Hermès (you may own a scarf or a tie) was founded in 1837 to make high-quality bridles and harnesses for noblemen’s horse-drawn carriages. Its business adapted over 150 years, but not the insistence on craftsmanship and the use of natural materials. The founding Dumas family took the business public in 1993, retaining an 80% stake. It prospered, to the extent that Bernard Arnault of LVMH eyed it acquisitively. LVMH secretly amassed shares in Hermès using derivative contracts. The Dumas family was furious when it discovered the ploy in 2010; war ensued; eventually LVMH sold out, in amply rewarded frustration, in 2017. ‘We are not luxury,’ Hermès CEO Patrick Thomas explained indignantly in 2010. ‘We are high quality, based on exceptional artisanal work.’
When you scan the Hermès range, you may feel the company was protesting a little too much – but the distinction is still a thoughtprovoking and useful one. ‘Luxury’ is an aspirational world of its own, driven by brand and image. No luxury price tag need trouble itself with something as mundane as production costs: you charge what you can get away with. Brand and image are the rocket fuel enabling prices to soar skywards. Indeed, luxury products aspire to be ‘Veblen goods’: those for which demand actually rises with each price hike.
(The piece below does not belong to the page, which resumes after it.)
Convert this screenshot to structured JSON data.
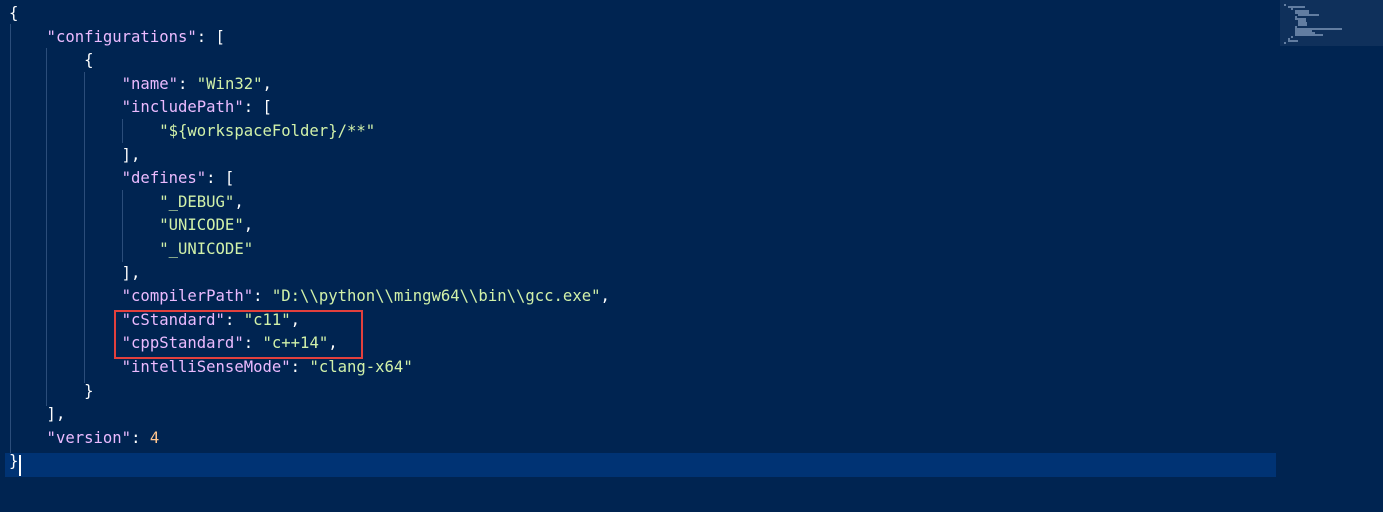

Over the last two decades, parts of wine’s upper echelons have enthusiastically adopted the ‘luxury goods’ mindset, most visibly in Champagne, though the same trend can be seen in Bordeaux, in Napa, and in the marketing of ‘icon’ wines generally. Elaborate packaging initiatives (Penfolds’ 2012 limitededition glass ampoule or Roederer’s Cristal Gold Medallion 2002 jeroboam) and celebrity special editions (Dom Pérignon Lenny Kravitz Edition 2008) are a clue, but breathless advertising, preciousness of discourse (Dom Pérignon and its ‘Plénitudes’; Penfolds and its ‘g3: only 1,200 bottles available on this Planet’) and price increments are the surest symptoms of wine that wishes to see itself as a ‘luxury’ purchase.
Does it work? If the Champagne sections of the world’s top restaurant wine lists are a guide, it fails comprehensively. Grande marque Champagnes are now outnumbered by verticals and terroir Champagnes from the likes of Agrapart, Bérèche et Fils, Ulysse Collin, Jacques Lassaigne or Pierre Péters; Selosse, for many, is clearly a more appealing name than Krug and Dom Pérignon. The sommeliers and their customers have voted for ‘exceptional artisanal work’ rather than ‘luxury’, for truth to origin and labour rather than gloss and image. Covid, in any case, has thrown cold water over Champagne. Witness the partial picking of the high-quality 2020 harvest: shocking neglect of nature’s bounty, though perhaps logistically necessary.
Our post-Covid wine world will be a more modest, realistic and humane one, checking the migration of its upper echelons towards luxury and pretension. Expect Champagne houses to position themselves as the region’s leading growers where they have substantial estates; if not, then the reinvention will be as engaged vineyard partners, and winemaking workshops of craftswomen and craftsmen. Jacquesson’s downsize and gearshift a couple of decades ago showed the way in all this.
Great wine needs no help from designers and celebrities. It doesn’t need to distract in order to seduce. Great wine is a gift of nature, fashioned by artisans and limited in supply. That’s what we love about it; that’s where its wealth and richness lies. All wine needs is attention: the chance to speak for itself, and to be heard.